The Holy Monastery of Zographou (or Zograf) is located on the southwestern side of the Athos Peninsula in northern Greece. The monastery is dedicated to St. George. According to tradition, the monastery was founded during the 10th century by three Bulgarian brothers, the monks Moses, Aaron, and John from Ohrid. While the monastery initially was inhabited by Bulgarian, Greek, and Serbian monks, since 1845 the monks are only Bulgarians. Zographou is ranked ninth in the hierarchical order of the twenty monasteries located on the Mount Athos peninsula.
The earliest record of the Zographou is from 980. During its early years the monastery was well supported by Bulgarian rulers, especially Ivan Asen II and Ivan Alexander. Zographou also received land endowments from the Byzantine emperors and Serbian and Romanian rulers.
As were many of the Athonite monasteries at the time Zographou suffered from raids by the pirates in the Mediterranean Sea, especially during the 13th century when the peninsula was ruled by Frankish forces after they had conquered Constantinople in 1204. In 1275, Catalan pirates made a major raid for plunder on the monastery, a raid in which 26 monks were killed and the monastery burnt down. Reconstruction of the buildings started later in the century, aided financially by Emperor Adronicus II Palaeologus.
Further major construction in the monastery began in the 16th century, with many of the existing buildings dating from the middle of the 18th century. The south and east wings were built in 1750 and 1758 respectively. A small church was built in 1764 and a larger one in 1801. The north and west wings were built in late 19th century and with the construction of the Ss. Cyril and Methodius Church and bell tower major construction was completed in 1896.
At present all monks in the monastery are Bulgarian, and all services are in Church Slavonic.
The collection in the monastery library preserves a significant presentation of Bulgarian culture. It contains manuscripts from the 14th and 15th centuries, including copies of the passionals of Naum of Ohrid and St. Petka. Additionally, the library contains 388 manuscripts in Slavic and 126 in Greek, as well as some 10,000 printed books.

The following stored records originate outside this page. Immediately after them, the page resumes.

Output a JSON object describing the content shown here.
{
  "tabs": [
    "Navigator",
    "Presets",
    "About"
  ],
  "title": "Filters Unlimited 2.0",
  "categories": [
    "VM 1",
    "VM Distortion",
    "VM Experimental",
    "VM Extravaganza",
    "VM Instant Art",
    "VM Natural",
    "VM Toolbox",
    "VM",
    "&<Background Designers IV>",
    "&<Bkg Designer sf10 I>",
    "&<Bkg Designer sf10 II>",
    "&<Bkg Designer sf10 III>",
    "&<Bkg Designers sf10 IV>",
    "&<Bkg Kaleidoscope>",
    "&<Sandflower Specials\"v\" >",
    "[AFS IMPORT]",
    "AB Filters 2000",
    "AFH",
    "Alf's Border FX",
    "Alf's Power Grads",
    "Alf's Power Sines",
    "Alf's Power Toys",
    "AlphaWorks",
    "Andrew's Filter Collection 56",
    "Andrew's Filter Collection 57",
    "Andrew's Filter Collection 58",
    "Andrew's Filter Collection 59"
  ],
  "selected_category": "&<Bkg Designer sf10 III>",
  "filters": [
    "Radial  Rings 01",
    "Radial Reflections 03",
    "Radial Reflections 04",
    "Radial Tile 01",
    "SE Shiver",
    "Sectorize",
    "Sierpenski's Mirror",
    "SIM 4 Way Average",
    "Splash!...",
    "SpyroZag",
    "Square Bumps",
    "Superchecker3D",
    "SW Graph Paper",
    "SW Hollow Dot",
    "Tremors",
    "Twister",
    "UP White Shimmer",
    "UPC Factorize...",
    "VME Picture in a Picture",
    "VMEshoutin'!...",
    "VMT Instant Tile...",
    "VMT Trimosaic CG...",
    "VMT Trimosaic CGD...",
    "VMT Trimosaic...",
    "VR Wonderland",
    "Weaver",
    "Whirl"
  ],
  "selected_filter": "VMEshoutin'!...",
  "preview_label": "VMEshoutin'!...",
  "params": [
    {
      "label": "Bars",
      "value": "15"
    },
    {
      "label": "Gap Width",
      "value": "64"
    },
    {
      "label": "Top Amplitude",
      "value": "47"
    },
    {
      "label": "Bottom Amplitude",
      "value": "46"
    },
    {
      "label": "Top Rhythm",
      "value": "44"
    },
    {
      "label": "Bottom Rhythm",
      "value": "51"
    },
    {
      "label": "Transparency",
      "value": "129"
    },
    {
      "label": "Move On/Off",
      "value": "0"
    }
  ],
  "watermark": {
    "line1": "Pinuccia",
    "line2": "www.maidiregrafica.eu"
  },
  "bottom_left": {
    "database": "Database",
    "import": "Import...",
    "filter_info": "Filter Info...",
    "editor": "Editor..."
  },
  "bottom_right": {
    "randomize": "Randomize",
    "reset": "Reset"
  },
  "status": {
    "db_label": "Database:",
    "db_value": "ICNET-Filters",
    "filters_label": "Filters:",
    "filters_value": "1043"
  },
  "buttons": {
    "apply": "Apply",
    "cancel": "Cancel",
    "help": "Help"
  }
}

The monastery also has two miraculous icons of St. George as well as icons of the Virgin of Akathistos and the Virgin Epakouousa. In addition, the monastery has other heirlooms and ecclesiastical vessels.References:
The Holy Trinity Column in Olomouc is a Baroque monument built in 1716–1754 in honour of God. The main purpose was a spectacular celebration of Catholic Church and faith, partly caused by feeling of gratitude for ending a plague, which struck Moravia between 1713 and 1715. The column was also understood to be an expression of local patriotism, since all artists and master craftsmen working on this monument were Olomouc citizens, and almost all depicted saints were connected with the city of Olomouc in some way. The column is the biggest Baroque sculptural group in the Czech Republic. In 2000 it was inscribed on the UNESCO World Heritage Sites list.
The column is dominated by gilded copper sculptures of the Holy Trinity accompanied by the Archangel Gabriel on the top and the Assumption of the Virgin beneath it.
The base of the column, in three levels, is surrounded by 18 more stone sculptures of saints and 14 reliefs in elaborate cartouches. At the uppermost stage are saints connected with Jesus’ earth life – his mother’s parents St. Anne and St. Joachim, his foster-father St. Joseph, and St. John the Baptist, who was preparing his coming – who are accompanied by St. Lawrence and St. Jerome, saints to whom the chapel in the Olomouc town hall was dedicated. Three reliefs represent the Three theological virtues Faith, Hope, and Love.
Below them, the second stage is dedicated to Moravian saints St. Cyril and St. Methodius, who came to Great Moravia to spread Christianity in 863, St. Blaise, in whose name one of the main Olomouc churches is consecrated, and patrons of neighbouring Bohemia St. Adalbert of Prague and St. John of Nepomuk, whose following was very strong there as well.
In the lowest stage one can see the figures of an Austrian patron St. Maurice and a Bohemian patron St. Wenceslas, in whose names two important Olomouc churches were consecrated, another Austrian patron St. Florian, who was also viewed as a protector against various disasters, especially fire, St. John of Capistrano, who used to preach in Olomouc, St. Anthony of Padua, a member of the Franciscan Order, which owned an important monastery in Olomouc, and St. Aloysius Gonzaga, a patron of students. His sculpture showed that Olomouc was very proud of its university. Reliefs of all twelve apostles are placed among these sculptures.
The column also houses a small chapel inside with reliefs depicting Cain's offering from his crop, Abel's offering of firstlings of his flock, Noah's first burnt offering after the Flood, Abraham's offering of Isaac and of a lamb, and Jesus' death. The cities of Jerusalem and Olomouc can be seen in the background of the last mentioned relief.